Wednesday, April 25, 2007

I Am Retarded For Him

You know that feeling you get when you look at someone and feel completely helpless? almost like you're heart has shed its pericardium and decided to go skinnydipping in your stomach and you can't do a damn thing about it and when you look in his eyes, all you can think is if you hurt me, I will personally wrap your balls around that lightpost and let you dangle for 6 hours how vulnerable you are. And, while you're thinking this, he rips a loud thunderous jackhammer fart and you still think he is pretty cool...that says something.

He almost fought someone at Luby's to score me some red jello.

I am only sharing this because my hormones are about to start doing some vigorous aerobics in about 2 days and I will undoubtedly hate him again for approximately 18 hours and write some stupid post about how horribly I am treated and then I will feel dumb about it and erase it but it won't matter to 16 of you bloglines people because you will be able to see it anyway and feel sorry for him. I do already. Lucky for him, I will be out of town this weekend when I start morphing into Shredder or Skeletor or a female version of Hannibal Lecter so he probably won't have to much.


Blogger The Grunt said...

Now only if all women would go and hide somewhere safe (for us) during that special time.

I know that because I said that, sometime down the road I will be stricken with hemorrhoids.

4:17 PM  
Blogger Neal said...

Funny that you mention Hannibal Lecter.

(This comment will make more sense in two days...or not).

1:55 AM  
Blogger Crystal said...

grunt - it's happening TODAY! i am morphing. wish i could hide from myself. does that mean i am going to her hemorrhoids?

neal - why? are you going to eat my liver with some fava beans and a nice chianti?

6:10 AM  
Blogger Clearlykels said...

Look at you being all cute and stuff. It warms my heart. ha ha ha.

6:17 AM  
Anonymous Poolboy said...

Are you a real Human?

8:31 AM  
Blogger The Grunt said...

Stay focused. You can get through this! Don't hit the British guy at work, either.

10:03 AM  
Blogger Crystal said...

kels - i know. it's so cute it makes me gag sometimes. how sad is that.

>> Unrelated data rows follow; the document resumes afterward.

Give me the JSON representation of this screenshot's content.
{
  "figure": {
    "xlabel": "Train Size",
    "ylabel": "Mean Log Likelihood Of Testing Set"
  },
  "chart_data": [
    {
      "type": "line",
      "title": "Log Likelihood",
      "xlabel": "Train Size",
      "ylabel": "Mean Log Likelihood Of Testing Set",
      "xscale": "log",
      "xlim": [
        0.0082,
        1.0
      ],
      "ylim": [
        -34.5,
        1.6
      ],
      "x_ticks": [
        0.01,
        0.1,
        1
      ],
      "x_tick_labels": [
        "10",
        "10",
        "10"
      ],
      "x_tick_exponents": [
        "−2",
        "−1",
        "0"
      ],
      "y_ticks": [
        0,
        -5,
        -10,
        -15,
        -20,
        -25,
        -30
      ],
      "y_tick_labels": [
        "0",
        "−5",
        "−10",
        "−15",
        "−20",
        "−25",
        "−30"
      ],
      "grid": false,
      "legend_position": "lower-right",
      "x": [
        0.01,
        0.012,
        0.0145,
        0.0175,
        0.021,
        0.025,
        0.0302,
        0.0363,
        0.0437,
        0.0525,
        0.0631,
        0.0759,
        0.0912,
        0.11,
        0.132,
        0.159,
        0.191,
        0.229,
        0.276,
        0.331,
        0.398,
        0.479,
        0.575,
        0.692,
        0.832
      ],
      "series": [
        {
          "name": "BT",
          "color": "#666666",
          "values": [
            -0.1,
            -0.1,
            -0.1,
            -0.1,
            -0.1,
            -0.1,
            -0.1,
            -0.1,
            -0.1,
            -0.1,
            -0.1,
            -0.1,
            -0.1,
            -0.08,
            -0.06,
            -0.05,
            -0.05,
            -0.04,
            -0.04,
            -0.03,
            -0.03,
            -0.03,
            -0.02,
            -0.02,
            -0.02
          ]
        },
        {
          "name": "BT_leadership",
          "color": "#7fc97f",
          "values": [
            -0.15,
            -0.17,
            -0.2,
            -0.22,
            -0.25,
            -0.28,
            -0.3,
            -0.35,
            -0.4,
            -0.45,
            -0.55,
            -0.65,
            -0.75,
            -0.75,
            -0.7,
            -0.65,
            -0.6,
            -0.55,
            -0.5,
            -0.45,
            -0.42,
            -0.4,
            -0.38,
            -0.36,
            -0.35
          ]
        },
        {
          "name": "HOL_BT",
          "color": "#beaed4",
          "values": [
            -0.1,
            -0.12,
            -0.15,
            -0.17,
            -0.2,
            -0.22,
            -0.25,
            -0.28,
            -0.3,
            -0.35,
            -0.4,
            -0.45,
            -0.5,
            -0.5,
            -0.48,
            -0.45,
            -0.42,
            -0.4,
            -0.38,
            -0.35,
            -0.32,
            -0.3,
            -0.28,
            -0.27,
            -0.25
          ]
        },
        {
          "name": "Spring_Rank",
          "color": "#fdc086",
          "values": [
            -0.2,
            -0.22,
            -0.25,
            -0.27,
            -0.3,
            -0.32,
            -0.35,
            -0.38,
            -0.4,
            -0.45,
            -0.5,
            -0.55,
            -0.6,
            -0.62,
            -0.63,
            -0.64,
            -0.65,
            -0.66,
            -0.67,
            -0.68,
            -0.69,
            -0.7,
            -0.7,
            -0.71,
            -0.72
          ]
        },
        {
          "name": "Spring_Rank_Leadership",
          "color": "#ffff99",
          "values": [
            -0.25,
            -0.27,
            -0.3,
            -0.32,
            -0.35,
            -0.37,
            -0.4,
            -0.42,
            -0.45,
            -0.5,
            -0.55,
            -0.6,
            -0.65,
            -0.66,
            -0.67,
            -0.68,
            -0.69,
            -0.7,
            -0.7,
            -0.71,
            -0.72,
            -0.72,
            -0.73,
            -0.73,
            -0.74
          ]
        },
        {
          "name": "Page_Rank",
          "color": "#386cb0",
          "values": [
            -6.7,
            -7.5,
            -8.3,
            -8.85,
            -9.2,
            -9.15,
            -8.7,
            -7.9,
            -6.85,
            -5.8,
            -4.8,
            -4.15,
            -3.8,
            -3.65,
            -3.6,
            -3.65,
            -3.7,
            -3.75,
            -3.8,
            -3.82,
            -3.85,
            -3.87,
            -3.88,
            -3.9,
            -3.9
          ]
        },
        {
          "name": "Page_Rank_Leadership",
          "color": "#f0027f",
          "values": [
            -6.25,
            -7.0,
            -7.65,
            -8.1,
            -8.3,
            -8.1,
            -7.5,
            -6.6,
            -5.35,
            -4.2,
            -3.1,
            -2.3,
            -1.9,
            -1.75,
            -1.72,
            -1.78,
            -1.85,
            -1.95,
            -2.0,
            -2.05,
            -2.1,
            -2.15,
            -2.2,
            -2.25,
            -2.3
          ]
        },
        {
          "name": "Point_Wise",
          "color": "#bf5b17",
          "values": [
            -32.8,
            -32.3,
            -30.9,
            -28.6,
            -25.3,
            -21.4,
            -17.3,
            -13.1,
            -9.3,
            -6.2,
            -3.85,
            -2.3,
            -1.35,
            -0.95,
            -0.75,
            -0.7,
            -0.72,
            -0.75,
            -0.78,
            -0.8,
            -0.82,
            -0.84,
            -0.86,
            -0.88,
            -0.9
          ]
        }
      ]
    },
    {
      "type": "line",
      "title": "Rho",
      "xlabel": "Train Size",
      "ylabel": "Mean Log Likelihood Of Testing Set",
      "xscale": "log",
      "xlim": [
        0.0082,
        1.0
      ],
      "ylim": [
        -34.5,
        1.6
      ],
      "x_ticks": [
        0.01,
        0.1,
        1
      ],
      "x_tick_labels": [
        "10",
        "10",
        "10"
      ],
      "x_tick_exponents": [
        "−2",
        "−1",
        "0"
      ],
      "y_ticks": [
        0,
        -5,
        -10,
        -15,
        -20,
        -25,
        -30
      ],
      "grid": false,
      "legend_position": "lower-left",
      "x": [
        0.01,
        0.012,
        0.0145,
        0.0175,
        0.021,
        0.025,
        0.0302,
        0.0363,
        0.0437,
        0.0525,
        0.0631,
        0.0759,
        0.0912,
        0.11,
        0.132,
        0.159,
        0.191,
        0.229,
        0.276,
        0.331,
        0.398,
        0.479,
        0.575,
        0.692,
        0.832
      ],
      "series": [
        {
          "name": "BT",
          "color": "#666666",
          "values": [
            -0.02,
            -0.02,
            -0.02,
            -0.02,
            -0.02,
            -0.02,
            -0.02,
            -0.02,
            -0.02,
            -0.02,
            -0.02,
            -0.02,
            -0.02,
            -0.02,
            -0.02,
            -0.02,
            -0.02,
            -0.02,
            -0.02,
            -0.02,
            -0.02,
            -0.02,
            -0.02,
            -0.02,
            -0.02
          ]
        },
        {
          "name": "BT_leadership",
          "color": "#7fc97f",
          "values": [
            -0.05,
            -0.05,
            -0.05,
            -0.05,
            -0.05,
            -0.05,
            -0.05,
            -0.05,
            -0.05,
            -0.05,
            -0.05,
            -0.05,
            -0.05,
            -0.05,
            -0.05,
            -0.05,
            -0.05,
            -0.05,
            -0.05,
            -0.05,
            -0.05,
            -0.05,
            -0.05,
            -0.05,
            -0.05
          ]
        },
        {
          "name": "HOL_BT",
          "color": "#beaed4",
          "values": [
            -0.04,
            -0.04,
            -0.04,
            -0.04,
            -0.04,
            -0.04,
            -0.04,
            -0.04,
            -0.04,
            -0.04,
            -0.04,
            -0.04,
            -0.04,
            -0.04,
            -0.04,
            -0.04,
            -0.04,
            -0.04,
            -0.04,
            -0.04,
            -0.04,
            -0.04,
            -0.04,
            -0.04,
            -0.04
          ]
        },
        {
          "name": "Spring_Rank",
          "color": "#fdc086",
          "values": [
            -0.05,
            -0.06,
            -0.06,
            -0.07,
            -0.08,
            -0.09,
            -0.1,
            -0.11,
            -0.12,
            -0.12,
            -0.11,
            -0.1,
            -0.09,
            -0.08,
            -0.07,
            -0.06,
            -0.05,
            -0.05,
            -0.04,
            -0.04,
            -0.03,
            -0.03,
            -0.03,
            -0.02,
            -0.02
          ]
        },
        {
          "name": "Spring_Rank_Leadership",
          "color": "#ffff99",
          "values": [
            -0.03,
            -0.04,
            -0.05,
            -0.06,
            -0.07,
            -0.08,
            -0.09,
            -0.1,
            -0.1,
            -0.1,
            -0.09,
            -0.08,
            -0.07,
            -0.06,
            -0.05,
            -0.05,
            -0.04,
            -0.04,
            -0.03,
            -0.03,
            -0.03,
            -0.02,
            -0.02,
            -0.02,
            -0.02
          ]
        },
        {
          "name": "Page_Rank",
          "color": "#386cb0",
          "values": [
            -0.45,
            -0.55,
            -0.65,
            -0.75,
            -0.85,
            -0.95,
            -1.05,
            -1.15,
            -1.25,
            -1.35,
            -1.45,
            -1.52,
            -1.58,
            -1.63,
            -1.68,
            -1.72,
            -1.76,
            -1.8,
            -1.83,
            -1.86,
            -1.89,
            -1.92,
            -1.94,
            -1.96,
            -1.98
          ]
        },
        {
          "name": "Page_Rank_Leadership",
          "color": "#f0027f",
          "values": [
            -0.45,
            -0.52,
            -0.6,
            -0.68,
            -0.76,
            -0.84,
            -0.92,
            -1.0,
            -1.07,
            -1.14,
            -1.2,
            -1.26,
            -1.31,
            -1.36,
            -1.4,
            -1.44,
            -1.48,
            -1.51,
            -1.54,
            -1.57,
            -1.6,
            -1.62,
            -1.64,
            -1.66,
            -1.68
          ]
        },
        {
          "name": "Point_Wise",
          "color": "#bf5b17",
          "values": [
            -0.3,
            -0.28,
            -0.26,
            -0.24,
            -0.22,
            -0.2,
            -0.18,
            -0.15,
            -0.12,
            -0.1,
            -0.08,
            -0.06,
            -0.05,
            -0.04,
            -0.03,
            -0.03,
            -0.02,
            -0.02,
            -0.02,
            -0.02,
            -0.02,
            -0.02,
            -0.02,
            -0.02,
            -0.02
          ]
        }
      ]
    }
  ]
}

grunt - too late. it's ok though. he is still unconscious so i don't have to worry about him ruining my day by tattling on me.

11:18 AM  
Blogger Crystal said...


why, yes. yes of course.

11:18 AM  
Blogger Johnny Virgil said...

I think I will test the depth of my wife's love with a loud, jackhammer fart.

8:50 PM  
Blogger Johnny Virgil said...

PS - I linked you. Hope you don't mind.

8:55 PM  
Blogger John said...

I think the sweetest part of the post is that you used the word retarded in the title. That makes me want to make out with you a little.

4:31 PM  
Blogger The Grunt said...


9:27 PM  
Blogger Effortlessly Average said...

Yeah baby, nothing gets a guy thinking about jackhammers than a woman who talks to her ass, loves ketchup and is retarded for him. Sweet!

8:02 AM  
Blogger Crystal said...

johnny, of course. i would also suggest holding her head under the covers. although, after that, she might not be retarded for you. she might just be retarded.

john - i wish every guy was as easy as you.

the grunt - [SCREEEAAAMMMMM]

effortlessly average - you forgot about the part where i have a great rack.

10:44 AM  
Blogger bryan torre said...

the key thing here, and i'm being serious now, is whether or not a woman *knows* that she periodically (heh) morphs into Mr. Hyde; the hard thing is if she's convinced that everyone around her suddenly becomes mean, stupid, inconsiderate a$$holes every 28 days like clockwork. that's a little difficult to work with...

8:32 PM  
Blogger bryan torre said...

(ghhhhk -- he said "hard thing"...)

8:33 PM  
Blogger Crystal said...

bryan - i think jenna fisher said it best...

if you knew that every twenty-eight days, someone was going to come up and rack you in the nuts repeatedly, you'd start getting bitchy around day 26 too.